Au cours des étés 1969 et 1970, La Tribune a tenu une page quasi hebdomadaire sur les problèmes de la jeunesse en chantant les vertus des clubs de motards comme les Gitans de leur ville natale. Plus de détails sont apparus sur le bunker de St. Denis de Brompton. Le père d’André Coulombe, le jeune motard tué dans un accident de moto ce printemps-là travaillait maintenant à la construction de l’installation, et les motards ont remercié tous ceux qui avaient «fourni des matériaux, des planches, du sable ou du ciment». Semblable au “clubhouse” du MUQ de Montréal (situé sur un terrain donné par la ville d’Anjou et British Petroleum), il y avait une étendue de bois à l’arrière où les membres pouvaient organiser des courses… ou fournir les distances nécessaires pour que le public ne puisse pas observer ce qu’ils faisaient. Rappelons que Teresa Martin a plus que probablement été assassinée au club-house du MUQ. Un membre des Gitans a commenté que le terrain était assez grand pour que le public ne puisse pas entendre le vrombissement des moteurs de moto… ou le cri d’une femme.

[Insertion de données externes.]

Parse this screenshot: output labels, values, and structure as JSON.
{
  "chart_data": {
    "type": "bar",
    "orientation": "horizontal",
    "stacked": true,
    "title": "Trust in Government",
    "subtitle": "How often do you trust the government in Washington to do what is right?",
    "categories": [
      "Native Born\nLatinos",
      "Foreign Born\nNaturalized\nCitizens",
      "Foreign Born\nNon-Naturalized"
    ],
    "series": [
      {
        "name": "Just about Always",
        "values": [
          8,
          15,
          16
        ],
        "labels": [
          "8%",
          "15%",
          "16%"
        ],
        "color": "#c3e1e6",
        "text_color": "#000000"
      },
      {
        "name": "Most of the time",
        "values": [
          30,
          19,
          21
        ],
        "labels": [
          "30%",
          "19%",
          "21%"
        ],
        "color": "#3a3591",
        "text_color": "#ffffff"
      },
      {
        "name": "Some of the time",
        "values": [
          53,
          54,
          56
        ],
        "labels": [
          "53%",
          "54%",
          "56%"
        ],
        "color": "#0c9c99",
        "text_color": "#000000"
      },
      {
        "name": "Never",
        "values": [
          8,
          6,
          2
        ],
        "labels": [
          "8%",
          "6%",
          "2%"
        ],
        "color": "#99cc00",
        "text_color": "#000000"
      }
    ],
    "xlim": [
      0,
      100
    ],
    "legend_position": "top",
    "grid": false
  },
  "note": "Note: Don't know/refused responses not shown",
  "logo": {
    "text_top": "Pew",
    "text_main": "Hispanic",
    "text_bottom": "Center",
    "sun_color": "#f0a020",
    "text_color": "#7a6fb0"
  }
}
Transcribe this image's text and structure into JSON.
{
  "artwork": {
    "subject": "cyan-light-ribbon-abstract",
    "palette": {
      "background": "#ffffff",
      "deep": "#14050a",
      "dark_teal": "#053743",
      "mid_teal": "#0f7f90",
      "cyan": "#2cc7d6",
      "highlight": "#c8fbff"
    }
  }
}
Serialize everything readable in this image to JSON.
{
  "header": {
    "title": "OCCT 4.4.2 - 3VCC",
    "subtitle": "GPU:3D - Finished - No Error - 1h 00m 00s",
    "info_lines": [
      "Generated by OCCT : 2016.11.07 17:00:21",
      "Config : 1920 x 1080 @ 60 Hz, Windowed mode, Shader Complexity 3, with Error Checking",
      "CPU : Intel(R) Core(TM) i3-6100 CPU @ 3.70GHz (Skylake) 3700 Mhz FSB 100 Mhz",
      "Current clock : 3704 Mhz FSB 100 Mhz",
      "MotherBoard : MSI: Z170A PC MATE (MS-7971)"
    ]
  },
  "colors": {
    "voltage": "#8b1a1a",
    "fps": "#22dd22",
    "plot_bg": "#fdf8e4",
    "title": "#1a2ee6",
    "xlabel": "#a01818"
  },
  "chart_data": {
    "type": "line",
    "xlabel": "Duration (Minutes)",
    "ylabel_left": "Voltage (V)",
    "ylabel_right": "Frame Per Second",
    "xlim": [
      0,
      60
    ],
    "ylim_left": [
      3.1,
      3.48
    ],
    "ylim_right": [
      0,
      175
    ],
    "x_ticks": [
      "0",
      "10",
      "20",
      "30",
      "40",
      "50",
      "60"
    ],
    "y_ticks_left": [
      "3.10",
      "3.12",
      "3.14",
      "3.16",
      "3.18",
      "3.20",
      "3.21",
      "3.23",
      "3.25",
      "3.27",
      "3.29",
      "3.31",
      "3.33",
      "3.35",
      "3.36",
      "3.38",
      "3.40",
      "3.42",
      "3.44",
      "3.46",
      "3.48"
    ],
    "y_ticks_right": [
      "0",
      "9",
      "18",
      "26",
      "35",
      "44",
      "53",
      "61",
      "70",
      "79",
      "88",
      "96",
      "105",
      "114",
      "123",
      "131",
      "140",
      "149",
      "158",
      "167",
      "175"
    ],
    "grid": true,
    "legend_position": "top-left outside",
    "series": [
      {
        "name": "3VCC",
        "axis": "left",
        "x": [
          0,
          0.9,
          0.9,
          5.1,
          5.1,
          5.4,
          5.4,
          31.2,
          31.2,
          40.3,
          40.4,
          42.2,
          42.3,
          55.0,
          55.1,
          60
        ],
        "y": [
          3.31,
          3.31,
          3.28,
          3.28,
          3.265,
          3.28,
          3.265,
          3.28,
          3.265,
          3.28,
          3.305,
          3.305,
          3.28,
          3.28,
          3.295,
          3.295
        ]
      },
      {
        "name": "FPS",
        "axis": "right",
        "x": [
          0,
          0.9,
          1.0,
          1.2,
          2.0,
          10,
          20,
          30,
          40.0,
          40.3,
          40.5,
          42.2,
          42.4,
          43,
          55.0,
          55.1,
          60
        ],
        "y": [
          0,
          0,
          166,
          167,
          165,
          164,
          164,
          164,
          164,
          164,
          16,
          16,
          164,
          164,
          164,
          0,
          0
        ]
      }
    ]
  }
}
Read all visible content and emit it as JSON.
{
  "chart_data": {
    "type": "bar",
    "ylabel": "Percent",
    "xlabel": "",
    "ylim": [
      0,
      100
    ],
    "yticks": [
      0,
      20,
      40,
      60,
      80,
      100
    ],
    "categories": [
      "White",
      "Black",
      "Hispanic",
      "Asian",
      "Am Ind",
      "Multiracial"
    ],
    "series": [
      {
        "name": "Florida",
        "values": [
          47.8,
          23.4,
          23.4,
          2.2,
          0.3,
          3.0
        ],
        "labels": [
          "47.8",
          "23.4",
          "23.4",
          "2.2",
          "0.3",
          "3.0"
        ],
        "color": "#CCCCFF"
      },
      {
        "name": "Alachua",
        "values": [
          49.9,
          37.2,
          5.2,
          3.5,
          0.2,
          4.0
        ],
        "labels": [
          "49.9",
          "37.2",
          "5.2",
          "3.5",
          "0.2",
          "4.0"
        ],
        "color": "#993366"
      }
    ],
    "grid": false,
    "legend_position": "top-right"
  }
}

Ne remettant plus en question les motivations des Gitans, La Tribune blâme désormais le public pour ses préjugés et son ignorance :
« Ça donne à penser qu’au fond les motards ne sont pas si différents des autres très jeunes de leur âge. Si nous ne tenons aucun préjugé qui nous emploie contre les motards. peut-être serions-nous plus disponibles pour découvrir une image plus réelle, et des valeurs plus positives que celles auxquelles, malheureusement, nous sommes habitués de la part des sensationnalistes.”
La Tribune
Le journaliste d’un intérêt particulier, André Bernier, a écrit :
« Chez les Gitans, comme c’est le cas pour plusieurs clubs de motards, il faut respecter certaines lois. Par exemple, aucun membre ne peut faire quoi que ce soit qui puisse nuire à la réputation du club. De plus, le port d’armes et la consommation de stupéfiants sont interdits.”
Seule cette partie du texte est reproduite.